Python isn’t only the most-popular language for introductory CS programs, it’s also the fastest-growing language for embedded computing. Maybe that sounds silly when you scan the numbers again and realize it’s the fastest-growing language of the remaining 5% of embedded systems code that aren’t C/C+ +, but Python will start eating into C/C++’s monopoly even more over the next few years.
Python might be at its strongest when used as a communication middleman between the user and the embedded system they’re working with. Sending messages through Python to or from an embedded system allows the user to automate testing. Python scripts can put the system into different states, set configurations, and test all sorts of real-world use cases. Python can also be used to receive embedded system data that can be stored for analysis. Programmers can then use Python to develop parameters and other methods of analyzing that data.
Role 1 – Device control and debugging:
During the embedded software development process, developers often find themselves analyzing bus traffic such as USB, SPI, or I2C. Sometimes the analysis is simply for debugging purposes, but other times there is a need to actually control the bus analyzer and send messages to the embedded system. Many bus analyzer and communication tools have user-friendly interfaces that can be used to control the tool. They also normally provide a way to develop scripts that can be used to control the tool as well. Python is one scripting languages that is normally supported, sometimes exclusively, to interface with and control the tool.
Role 2 – Automating testing:
The ability to control tools that can send and receive messages from an embedded system through Python opens up the possibility for using Python to create automated tests, including include regression testing. Python scripts can be developed that set the embedded system into different states, set configurations, and test all the possible perturbations and interactions that the system would have with the external world. One advantage to using Python for automated testing is that regression tests can be developed that constantly test and exercise the system. Any code changes that result in bugs or non-conformances will be immediately discovered.
Role 3 – Data analysis:
A simple search for Python libraries on the web reveals that there are many freely available and powerful libraries to develop Python applications. Python can be used to receive critical embedded system data that can then be stored in database or locally for analysis. Developers can then use Python to develop real-time visualizations that show critical parameters, or to store and save those parameters for later analysis. The nice part about performing data analysis using Python is that the groundwork has already been done; the functionality is simply drop-in.

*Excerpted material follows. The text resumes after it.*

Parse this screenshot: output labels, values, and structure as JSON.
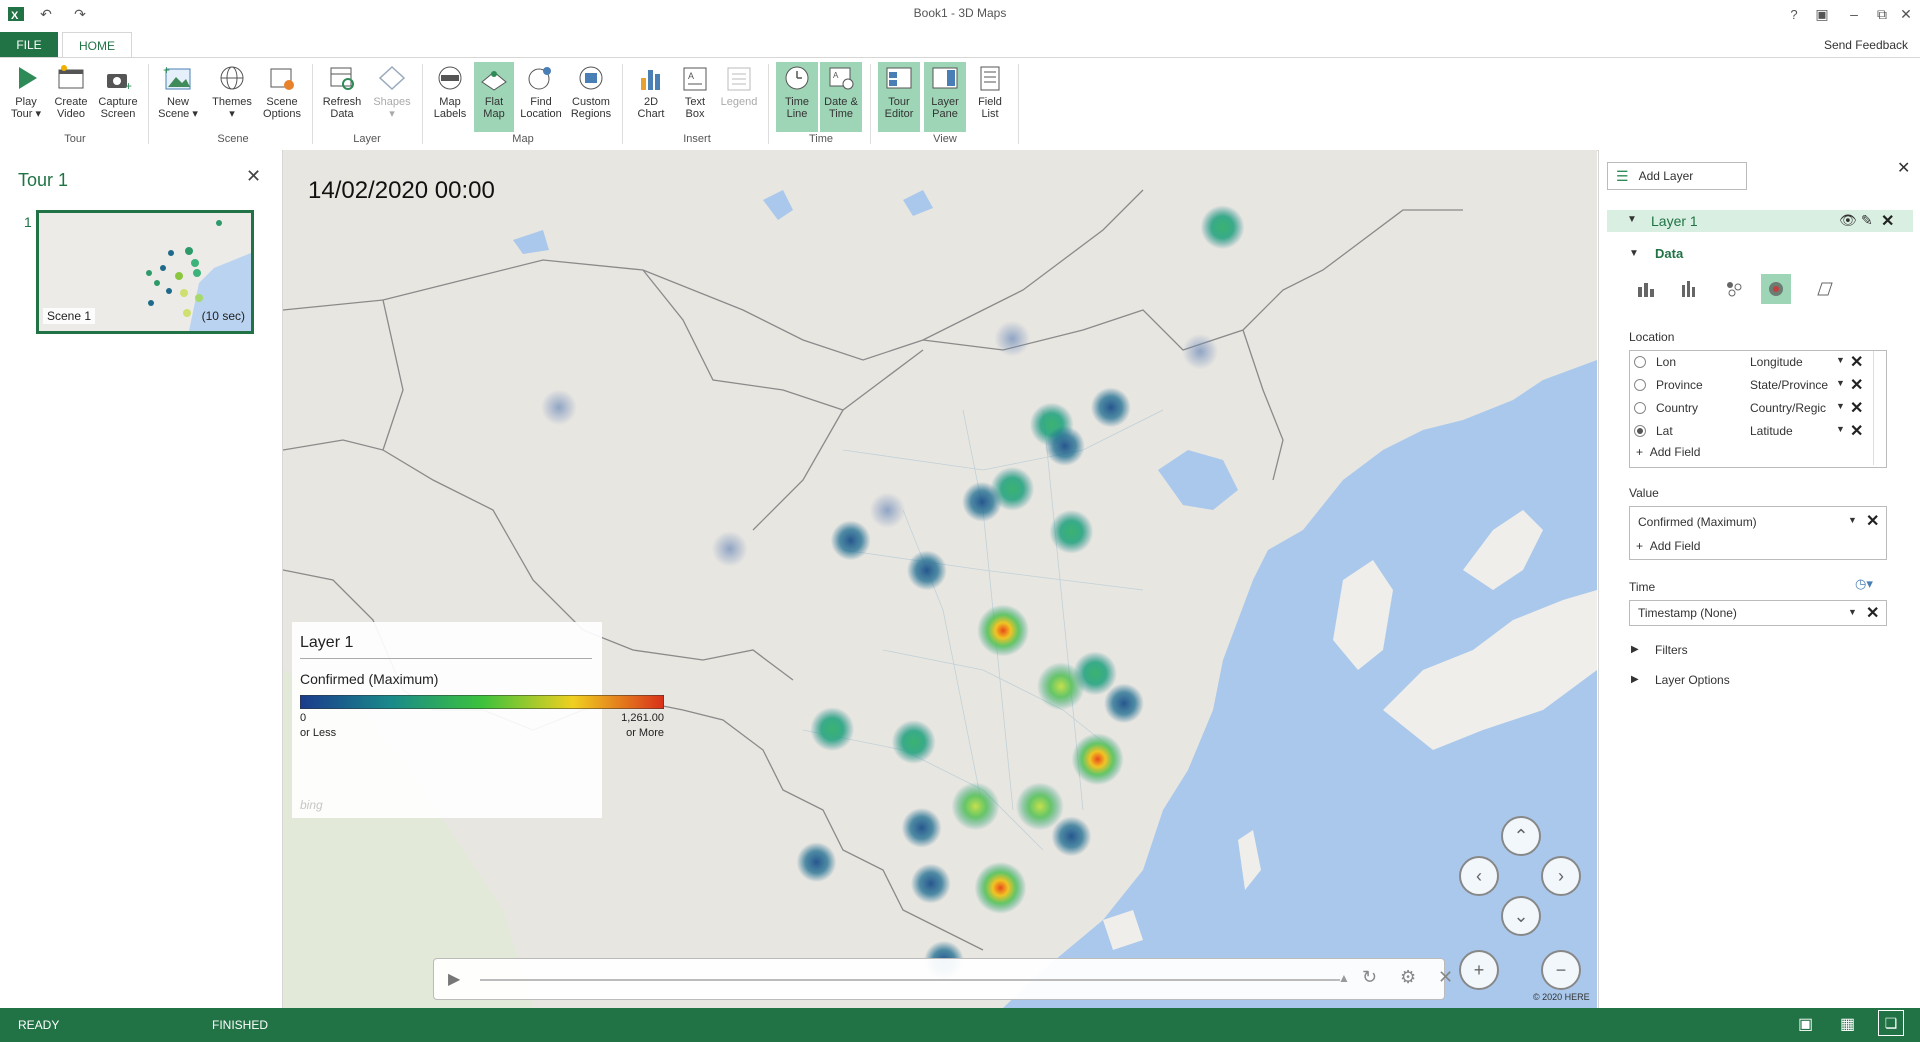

Role 4 – Real-time Software:
Python has proven itself to be so powerful and easy to use that Python is even finding its way into real-time embedded systems as the programming language. Yes, the embedded software itself is being written in Python rather than C/C++. The most widely-available Python version for real-time is the MicroPython port designed to run on microcontrollers such as the ARM Cortex-M3/4. MicroPython is not alone though.
Role 5 – Learning object oriented programming:
Python is a free programming language that can be used across multiple platforms and is easy for students and non-programming types to learn how to program. The language is also modern, unlike C, and has the ability to be structured in a free-form script type manner or as a sophisticated object-oriented architecture. Python has also proven very versatile. There are even instances where electrical engineers with no programming experience have been able to take Python and write useful test scripts or perform board check-outs with a minimal time investment.
The learning curve for Python isn’t steep and developers who are familiar with it find that it is an easy language to switch to from other languages.